Panorama general
Máni es la Luna personificada en la tradición mítica nórdica antigua. El nombre Máni está emparentado directamente con la palabra inglesa "moon" y, en las fuentes conservadas, se lo presenta como una figura masculina que guía el disco lunar por el cielo. Al igual que su hermana Sól, que conduce el sol, Máni se asocia con un carro y caballos, así como con un movimiento cíclico y previsible que explica en términos míticos las fases de la Luna.
Origen mítico y familia
Los relatos de las tradiciones poética y en prosa del nórdico antiguo presentan a Máni como hijo de la familia a veces identificada como Mundilfari. La narración más conocida aparece en las Eddas, donde los dioses asignan a Máni y a su hermana Sól la tarea de conducir los vehículos celestes que llevan la Luna y el Sol por el cielo (Edda poética, Edda en prosa).
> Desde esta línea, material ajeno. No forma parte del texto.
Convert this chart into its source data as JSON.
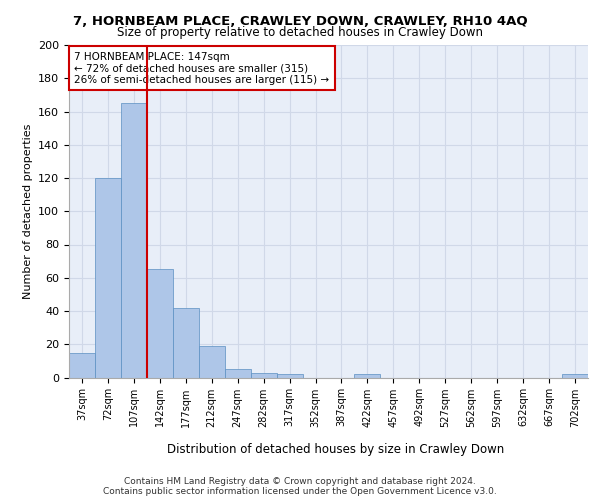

En un episodio bien conocido, Máni toma a dos niños humanos, Bil y Hjúki, que lo acompañan y que en explicaciones míticas posteriores se usan para dar sentido a los cambios de apariencia de la Luna (Bil y Hjúki).
Características y motivos
- Conductor del carro: Máni dirige la Luna en un vehículo tirado, un motivo compartido con Sól.
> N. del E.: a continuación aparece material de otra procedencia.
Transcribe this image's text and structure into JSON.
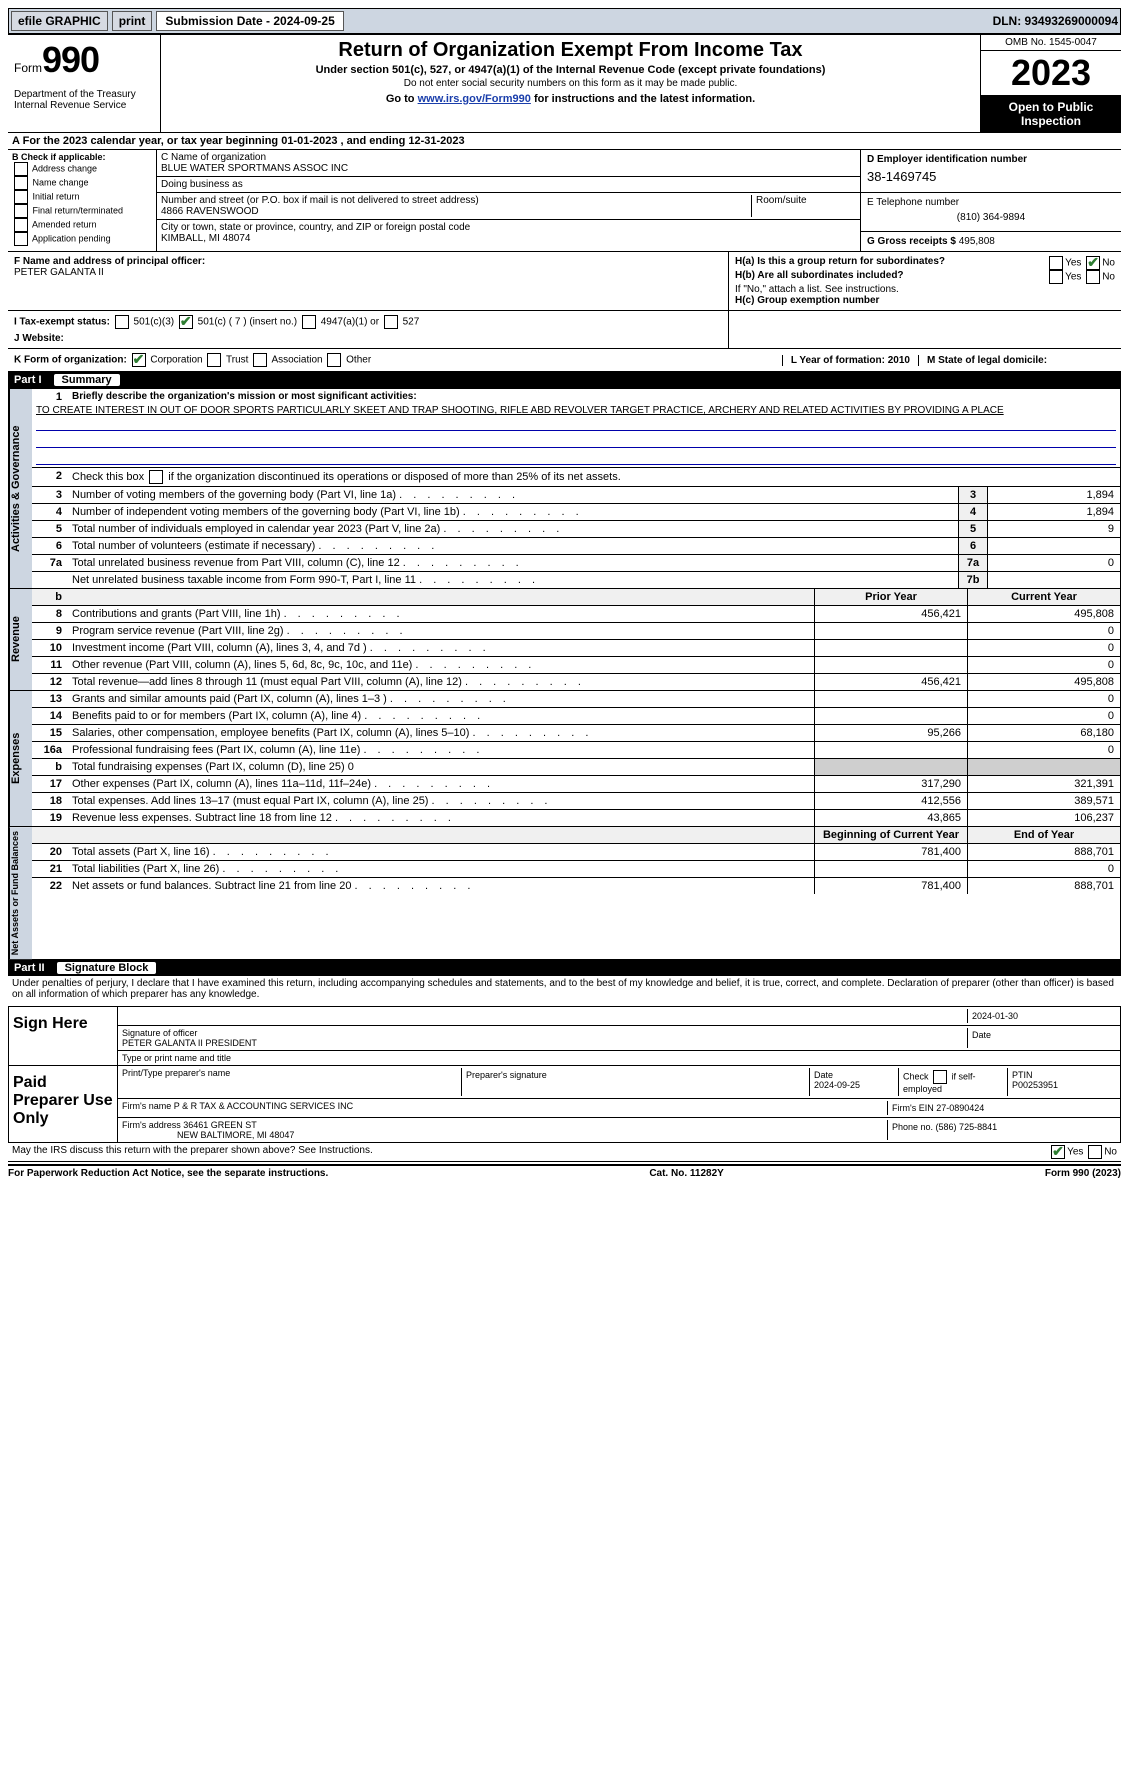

- Compañeros: Bil y Hjúki se describen como figuras pequeñas que siguen a Máni y, a veces, se invocan para explicar las marcas y las fases de la Luna.
- Perseguido por lobos: Los lobos Hati —a menudo vinculado al linaje de Fenrir— y Sköll persiguen la Luna y el Sol; esta persecución explica los eclipses y el fin profetizado de los cuerpos celestes (Hati y Sköll).
- Destino en Ragnarök: Cuando llegue la batalla final, se profetiza que los lobos alcanzarán y devorarán el Sol y la Luna (Ragnarök).
Función y significados simbólicos
Máni funciona tanto como explicación mítica de fenómenos lunares observables como parte de un patrón cosmológico más amplio en el pensamiento nórdico. La presencia de compañeros infantiles y de monstruos perseguidores ofrece motivos narrativos para el crecimiento y decrecimiento de la Luna, así como para los oscurecimientos temporales del astro (los eclipses). Los estudiosos también consideran a Máni un ejemplo de cómo las culturas germánicas personificaban los cuerpos celestes para hacer comprensibles los ritmos de la naturaleza y dotarlos de resonancia moral.
Fuentes, interpretación y legado
La mayor parte de lo que se sabe sobre Máni procede de colecciones islandesas medievales de material mítico, en particular los poemas eddicos y la Edda en prosa compilada por Snorri Sturluson. El folclore posterior, el arte y las reelaboraciones modernas han seguido recurriendo a la imagen de Máni como guía de la Luna o como una mitad de un dúo complementario de Sol y Luna. Para una introducción general a los textos primarios y a los lobos y niños asociados con estos relatos, véanse estas referencias: fuentes poéticas, compilaciones en prosa, estudios sobre Hati y Sköll, tratamientos de Bil y Hjúki y panoramas de Ragnarök.
Debido a que los relatos medievales son breves y se escribieron siglos después de las prácticas religiosas precristianas que describen, algunos detalles siguen siendo discutidos. Aun así, Máni permanece como una figura clara y coherente en todo el material: la Luna encarnada, moviéndose por voluntad divina, perseguida por fuerzas monstruosas y central en las narraciones cosmológicas sobre el tiempo y el final.